Date of Award

Spring 2012

Document Type

Dissertation/Thesis

Degree Name

Master of Technology Management-Construction Management

First Advisor

Alan Atalah

Second Advisor

Wilfred Roudebush

Abstract

This study focuses on the environmental aspect of the underground utility construction methods namely open-cut and pipe-bursting. The research is aimed at determining the CO2 emission due to the use of construction machinery as well as the excess CO2 emission due to the obstruction to traffic during the construction process. A Gravity sewer project in Bowling Green, OH was used as a case study. Open- cut method was implemented on this project and for the purpose of this research the pipe-bursting method was simulated.

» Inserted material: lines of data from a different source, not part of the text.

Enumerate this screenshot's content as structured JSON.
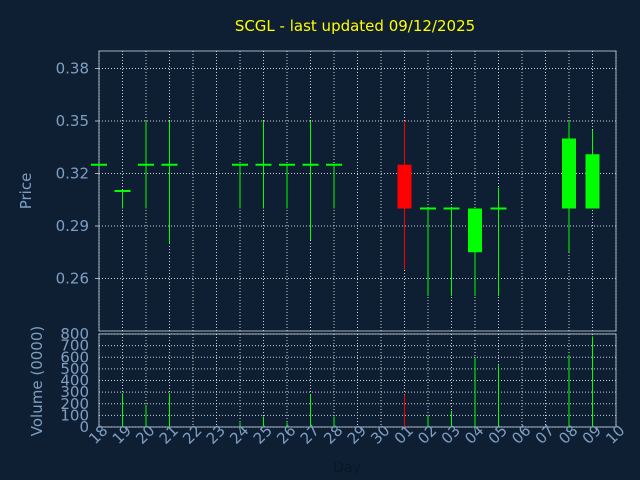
{
  "chart_data": {
    "type": "candlestick",
    "title": "SCGL - last updated 09/12/2025",
    "xlabel": "Day",
    "price_ylabel": "Price",
    "volume_ylabel": "Volume (0000)",
    "price_ticks": [
      "0.38",
      "0.35",
      "0.32",
      "0.29",
      "0.26"
    ],
    "price_tick_values": [
      0.38,
      0.35,
      0.32,
      0.29,
      0.26
    ],
    "price_ylim": [
      0.23,
      0.39
    ],
    "volume_ticks": [
      "800",
      "700",
      "600",
      "500",
      "400",
      "300",
      "200",
      "100",
      "0"
    ],
    "volume_tick_values": [
      800,
      700,
      600,
      500,
      400,
      300,
      200,
      100,
      0
    ],
    "volume_ylim": [
      0,
      800
    ],
    "days": [
      "18",
      "19",
      "20",
      "21",
      "22",
      "23",
      "24",
      "25",
      "26",
      "27",
      "28",
      "29",
      "30",
      "01",
      "02",
      "03",
      "04",
      "05",
      "06",
      "07",
      "08",
      "09",
      "10"
    ],
    "grid": true,
    "colors": {
      "background": "#0f1f33",
      "up": "#00ff00",
      "down": "#ff0000",
      "text": "#7f9fc2",
      "title": "#ffff00",
      "grid": "#d0d0d0",
      "axis": "#a0b0c0"
    },
    "candles": [
      {
        "day": "18",
        "open": 0.325,
        "high": 0.325,
        "low": 0.325,
        "close": 0.325,
        "volume": 0
      },
      {
        "day": "19",
        "open": 0.31,
        "high": 0.31,
        "low": 0.3,
        "close": 0.31,
        "volume": 290
      },
      {
        "day": "20",
        "open": 0.325,
        "high": 0.35,
        "low": 0.3,
        "close": 0.325,
        "volume": 190
      },
      {
        "day": "21",
        "open": 0.325,
        "high": 0.35,
        "low": 0.28,
        "close": 0.325,
        "volume": 290
      },
      {
        "day": "24",
        "open": 0.325,
        "high": 0.325,
        "low": 0.3,
        "close": 0.325,
        "volume": 40
      },
      {
        "day": "25",
        "open": 0.325,
        "high": 0.35,
        "low": 0.3,
        "close": 0.325,
        "volume": 90
      },
      {
        "day": "26",
        "open": 0.325,
        "high": 0.325,
        "low": 0.3,
        "close": 0.325,
        "volume": 40
      },
      {
        "day": "27",
        "open": 0.325,
        "high": 0.35,
        "low": 0.282,
        "close": 0.325,
        "volume": 280
      },
      {
        "day": "28",
        "open": 0.325,
        "high": 0.325,
        "low": 0.3,
        "close": 0.325,
        "volume": 90
      },
      {
        "day": "01",
        "open": 0.325,
        "high": 0.35,
        "low": 0.265,
        "close": 0.3,
        "volume": 280
      },
      {
        "day": "02",
        "open": 0.3,
        "high": 0.3,
        "low": 0.25,
        "close": 0.3,
        "volume": 100
      },
      {
        "day": "03",
        "open": 0.3,
        "high": 0.3,
        "low": 0.25,
        "close": 0.3,
        "volume": 140
      },
      {
        "day": "04",
        "open": 0.275,
        "high": 0.3,
        "low": 0.25,
        "close": 0.3,
        "volume": 600
      },
      {
        "day": "05",
        "open": 0.3,
        "high": 0.312,
        "low": 0.25,
        "close": 0.3,
        "volume": 530
      },
      {
        "day": "08",
        "open": 0.3,
        "high": 0.35,
        "low": 0.275,
        "close": 0.34,
        "volume": 620
      },
      {
        "day": "09",
        "open": 0.3,
        "high": 0.345,
        "low": 0.3,
        "close": 0.331,
        "volume": 780
      }
    ]
  }
}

A 5100 feet long, 8 inches diameter pipeline was considered at a depth of 10 feet and all the calculations were based on these measurements for both these methods. All the real life data was collected from the construction project and the site & management factors as well as the load factors were applied in order to come up with practical CO2 emission calculations for construction machinery. Various traffic control plans were taken into consideration and pre-established formulas were applied to the traffic data in order to derive the excess CO2 emission for the traffic. The outcome of this study indicated that pipe-bursting results in 68% less CO2 emission due to traffic disruption and 73.4% less CO2 emission due to use of construction machinery as compared to the open-cut method. The total reduced CO2 by implementation of pipe-bursting method was found to be 72.6%. Thus, it was concluded that this drastic reduction in the CO2 emission due to pipe-bursting method was mainly because of lesser excavation, shorter job duration and lesser traffic disruption.